Lo interessava decisamente più il malato che la malattia. Così Franco Basaglia, psichiatra veneziano chiamato a dirigere il manicomio di Trieste, riuscì a far approvare dal Parlamento italiano, il 13 maggio di 40 anni fa, una vera e propria rivoluzione nel campo della salute mentale, fondata sulla chiusura degli ospedali psichiatrici. Per alcuni una follia a sua volta, per altri, come Norberto Bobbio, l’unica vera riforma del dopoguerra.

L’anniversario della legge Basaglia è stato come le altre volte ricordato con il solito leitmotiv: un grande passo avanti che non aveva uguali in Europa e che restituiva ai malati di mente il loro status di cittadini e, fondamentalmente, di uomini liberi, ma con grandi lacune a livello di attuazione pratica, soprattutto sul fronte dei servizi territoriali, e con il peso delle singole situazioni che è finito per ricadere soprattutto sulle famiglie. Un quadro senza dubbio realistico e sostanzialmente immutato da un anno all’altro, anzi da un decennio all’altro, se non addirittura peggiorato per la concomitanza di due fattori: l’aumento dei casi – soprattutto delle sindromi depressive – e la ristrettezza delle risorse. Con una psichiatria troppo spesso ancorata al ricorso ai farmaci come unica risposta, nonché poco disposta a sottoporsi a oggettive valutazioni di efficienza del proprio operato.

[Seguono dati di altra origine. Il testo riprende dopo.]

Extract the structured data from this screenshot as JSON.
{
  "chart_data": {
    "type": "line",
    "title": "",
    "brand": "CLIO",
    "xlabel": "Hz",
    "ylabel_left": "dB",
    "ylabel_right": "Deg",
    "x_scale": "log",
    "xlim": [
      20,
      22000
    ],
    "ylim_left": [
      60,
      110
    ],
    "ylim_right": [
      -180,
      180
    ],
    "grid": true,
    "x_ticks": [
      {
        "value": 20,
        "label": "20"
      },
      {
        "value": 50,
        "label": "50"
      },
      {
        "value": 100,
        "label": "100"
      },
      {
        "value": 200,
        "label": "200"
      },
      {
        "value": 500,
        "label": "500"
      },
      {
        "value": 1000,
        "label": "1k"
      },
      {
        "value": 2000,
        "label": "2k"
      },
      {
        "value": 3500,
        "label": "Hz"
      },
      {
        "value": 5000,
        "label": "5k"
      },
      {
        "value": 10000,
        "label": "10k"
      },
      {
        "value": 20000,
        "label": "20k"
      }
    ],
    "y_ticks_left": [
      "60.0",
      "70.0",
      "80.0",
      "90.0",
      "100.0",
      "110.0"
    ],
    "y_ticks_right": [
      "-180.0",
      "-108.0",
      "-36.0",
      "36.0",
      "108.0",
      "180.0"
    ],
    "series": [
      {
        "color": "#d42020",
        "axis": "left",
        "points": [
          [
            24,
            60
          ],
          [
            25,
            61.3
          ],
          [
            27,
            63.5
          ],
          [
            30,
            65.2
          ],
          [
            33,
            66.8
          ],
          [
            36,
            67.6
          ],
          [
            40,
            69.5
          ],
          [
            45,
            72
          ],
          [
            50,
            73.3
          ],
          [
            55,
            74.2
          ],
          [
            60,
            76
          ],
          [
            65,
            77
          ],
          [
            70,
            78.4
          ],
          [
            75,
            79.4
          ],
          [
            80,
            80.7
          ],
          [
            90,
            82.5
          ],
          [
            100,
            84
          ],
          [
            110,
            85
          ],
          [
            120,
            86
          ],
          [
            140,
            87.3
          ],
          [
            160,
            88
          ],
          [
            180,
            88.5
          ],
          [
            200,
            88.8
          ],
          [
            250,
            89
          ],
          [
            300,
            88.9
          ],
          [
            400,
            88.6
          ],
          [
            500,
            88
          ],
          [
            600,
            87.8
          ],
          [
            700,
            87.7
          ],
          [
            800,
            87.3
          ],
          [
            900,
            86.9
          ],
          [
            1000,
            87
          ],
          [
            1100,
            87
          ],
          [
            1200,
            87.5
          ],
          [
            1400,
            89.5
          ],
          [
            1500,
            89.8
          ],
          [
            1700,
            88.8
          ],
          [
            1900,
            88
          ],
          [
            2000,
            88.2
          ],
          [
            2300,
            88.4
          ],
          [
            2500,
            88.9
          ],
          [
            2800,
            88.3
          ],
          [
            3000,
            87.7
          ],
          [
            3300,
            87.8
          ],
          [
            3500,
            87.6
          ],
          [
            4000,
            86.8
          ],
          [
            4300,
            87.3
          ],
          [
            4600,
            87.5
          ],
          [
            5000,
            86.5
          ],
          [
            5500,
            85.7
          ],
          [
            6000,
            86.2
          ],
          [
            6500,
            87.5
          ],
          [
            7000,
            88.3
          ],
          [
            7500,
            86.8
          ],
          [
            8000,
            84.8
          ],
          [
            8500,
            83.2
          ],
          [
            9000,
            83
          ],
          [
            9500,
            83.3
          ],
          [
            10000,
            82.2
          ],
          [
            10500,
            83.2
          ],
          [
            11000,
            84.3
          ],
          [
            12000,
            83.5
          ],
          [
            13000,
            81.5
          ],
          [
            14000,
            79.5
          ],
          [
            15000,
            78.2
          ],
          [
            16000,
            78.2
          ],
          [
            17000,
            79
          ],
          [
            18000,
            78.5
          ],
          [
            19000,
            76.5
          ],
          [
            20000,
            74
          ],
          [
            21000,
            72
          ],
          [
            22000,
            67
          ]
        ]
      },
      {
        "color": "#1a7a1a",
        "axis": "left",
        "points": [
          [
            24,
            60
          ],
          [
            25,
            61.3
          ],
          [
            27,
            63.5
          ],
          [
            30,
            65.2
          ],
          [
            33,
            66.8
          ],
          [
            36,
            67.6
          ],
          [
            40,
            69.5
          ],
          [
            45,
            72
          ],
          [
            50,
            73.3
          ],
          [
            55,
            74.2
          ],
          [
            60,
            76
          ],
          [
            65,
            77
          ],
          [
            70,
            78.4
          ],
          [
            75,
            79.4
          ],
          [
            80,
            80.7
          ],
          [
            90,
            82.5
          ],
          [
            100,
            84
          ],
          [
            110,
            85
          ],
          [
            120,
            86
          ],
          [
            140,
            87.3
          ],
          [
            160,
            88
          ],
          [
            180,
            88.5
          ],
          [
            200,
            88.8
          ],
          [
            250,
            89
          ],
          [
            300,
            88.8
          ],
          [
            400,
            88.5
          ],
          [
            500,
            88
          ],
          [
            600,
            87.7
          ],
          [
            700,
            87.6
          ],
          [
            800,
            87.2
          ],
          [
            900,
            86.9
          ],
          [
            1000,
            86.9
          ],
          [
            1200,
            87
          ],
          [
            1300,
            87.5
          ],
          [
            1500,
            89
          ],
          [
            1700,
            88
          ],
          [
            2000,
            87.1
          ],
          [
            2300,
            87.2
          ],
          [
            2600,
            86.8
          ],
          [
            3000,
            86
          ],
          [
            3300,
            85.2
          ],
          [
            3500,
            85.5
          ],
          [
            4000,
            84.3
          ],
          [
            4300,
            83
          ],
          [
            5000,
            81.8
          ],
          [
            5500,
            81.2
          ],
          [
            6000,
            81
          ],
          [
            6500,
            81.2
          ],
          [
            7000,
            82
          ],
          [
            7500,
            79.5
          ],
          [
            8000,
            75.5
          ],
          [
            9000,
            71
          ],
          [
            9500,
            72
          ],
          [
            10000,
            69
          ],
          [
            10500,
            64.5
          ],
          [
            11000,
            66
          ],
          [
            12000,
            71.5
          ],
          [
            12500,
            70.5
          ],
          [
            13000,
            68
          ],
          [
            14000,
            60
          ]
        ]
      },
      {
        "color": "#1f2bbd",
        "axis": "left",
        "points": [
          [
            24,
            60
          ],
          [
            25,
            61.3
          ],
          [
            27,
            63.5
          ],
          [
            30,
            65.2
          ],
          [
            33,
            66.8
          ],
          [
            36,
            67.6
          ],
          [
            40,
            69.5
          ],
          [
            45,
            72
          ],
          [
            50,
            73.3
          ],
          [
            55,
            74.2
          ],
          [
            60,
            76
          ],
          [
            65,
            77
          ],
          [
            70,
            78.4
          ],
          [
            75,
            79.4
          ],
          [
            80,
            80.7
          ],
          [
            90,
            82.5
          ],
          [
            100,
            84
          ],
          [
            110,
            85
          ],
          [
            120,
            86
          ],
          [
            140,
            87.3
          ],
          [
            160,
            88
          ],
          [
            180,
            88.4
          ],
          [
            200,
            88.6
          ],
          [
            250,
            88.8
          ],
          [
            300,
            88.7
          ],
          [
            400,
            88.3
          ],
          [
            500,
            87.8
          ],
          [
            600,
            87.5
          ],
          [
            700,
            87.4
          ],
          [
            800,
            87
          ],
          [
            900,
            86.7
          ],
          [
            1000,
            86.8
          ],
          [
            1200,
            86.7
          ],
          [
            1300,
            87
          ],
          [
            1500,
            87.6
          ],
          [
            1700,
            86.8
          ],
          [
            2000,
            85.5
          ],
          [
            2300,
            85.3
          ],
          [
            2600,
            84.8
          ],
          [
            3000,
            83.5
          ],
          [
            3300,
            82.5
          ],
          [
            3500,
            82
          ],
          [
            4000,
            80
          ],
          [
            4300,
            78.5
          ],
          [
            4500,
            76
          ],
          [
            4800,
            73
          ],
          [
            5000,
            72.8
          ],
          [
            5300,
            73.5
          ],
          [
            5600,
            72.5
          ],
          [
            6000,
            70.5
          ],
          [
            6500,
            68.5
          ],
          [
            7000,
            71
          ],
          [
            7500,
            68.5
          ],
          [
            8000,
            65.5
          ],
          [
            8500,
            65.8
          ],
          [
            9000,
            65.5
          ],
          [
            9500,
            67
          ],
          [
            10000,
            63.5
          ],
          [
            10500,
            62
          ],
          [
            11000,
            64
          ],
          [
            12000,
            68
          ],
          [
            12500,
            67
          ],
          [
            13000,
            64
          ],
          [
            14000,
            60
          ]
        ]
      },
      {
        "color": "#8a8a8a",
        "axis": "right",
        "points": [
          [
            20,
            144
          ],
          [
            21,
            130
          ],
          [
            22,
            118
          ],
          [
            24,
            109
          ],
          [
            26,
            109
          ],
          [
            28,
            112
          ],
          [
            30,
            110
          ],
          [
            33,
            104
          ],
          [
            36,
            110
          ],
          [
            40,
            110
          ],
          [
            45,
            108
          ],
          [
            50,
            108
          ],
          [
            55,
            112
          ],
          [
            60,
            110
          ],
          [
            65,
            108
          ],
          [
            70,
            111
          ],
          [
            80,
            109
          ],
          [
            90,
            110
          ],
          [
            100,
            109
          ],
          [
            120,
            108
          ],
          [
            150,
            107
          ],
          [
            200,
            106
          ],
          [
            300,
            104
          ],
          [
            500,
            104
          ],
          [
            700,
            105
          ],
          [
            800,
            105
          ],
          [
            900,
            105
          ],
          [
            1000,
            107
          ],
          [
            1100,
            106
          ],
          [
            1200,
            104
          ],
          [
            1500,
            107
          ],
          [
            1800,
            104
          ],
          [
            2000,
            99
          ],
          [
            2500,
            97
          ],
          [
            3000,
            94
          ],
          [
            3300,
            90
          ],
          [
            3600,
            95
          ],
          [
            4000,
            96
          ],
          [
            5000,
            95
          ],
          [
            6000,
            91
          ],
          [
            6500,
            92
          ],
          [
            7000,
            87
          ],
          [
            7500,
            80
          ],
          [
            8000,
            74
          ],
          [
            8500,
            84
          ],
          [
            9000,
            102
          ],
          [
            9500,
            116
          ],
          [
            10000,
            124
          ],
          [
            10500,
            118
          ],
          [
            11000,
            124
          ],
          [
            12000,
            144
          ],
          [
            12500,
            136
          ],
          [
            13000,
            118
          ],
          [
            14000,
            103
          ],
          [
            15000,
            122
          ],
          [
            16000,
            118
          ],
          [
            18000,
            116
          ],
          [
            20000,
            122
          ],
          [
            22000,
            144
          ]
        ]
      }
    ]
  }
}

Con tutto ciò, indulgere alla retorica dell’utopia basagliana in fin dei conti inattuabile sarebbe profondamente sbagliato. Perché anche in questo caso è facile incamminarsi sulla scorciatoia di chi dà tutte le colpe alle mancanze della politica, dimenticando che anche per noi, in fondo, i malati psichici sono ancora l’ultima ruota del carro, punta dell’iceberg di quella «cultura dello scarto» di cui parla Papa Francesco. E non è forse un caso che lo scorso autunno la Chiesa italiana si sia (finalmente) occupata del problema con un convegno e che a febbraio sia stata avanzata la proposta di mettere in rete le strutture cattoliche in cui queste persone vengono accolte. Ma non è nemmeno un caso, purtroppo, la scarsissima presenza del volontariato in questo settore, a parte esperienze di punta che è giusto ricordare, come quella di Itaca, peraltro laica. La speranza, non l’utopia, di Basaglia era che certe risposte venissero trovate nella società, perché solo la società in fondo le può dare. Cominciando a guardare a sua volta non alla malattia ma alla persona.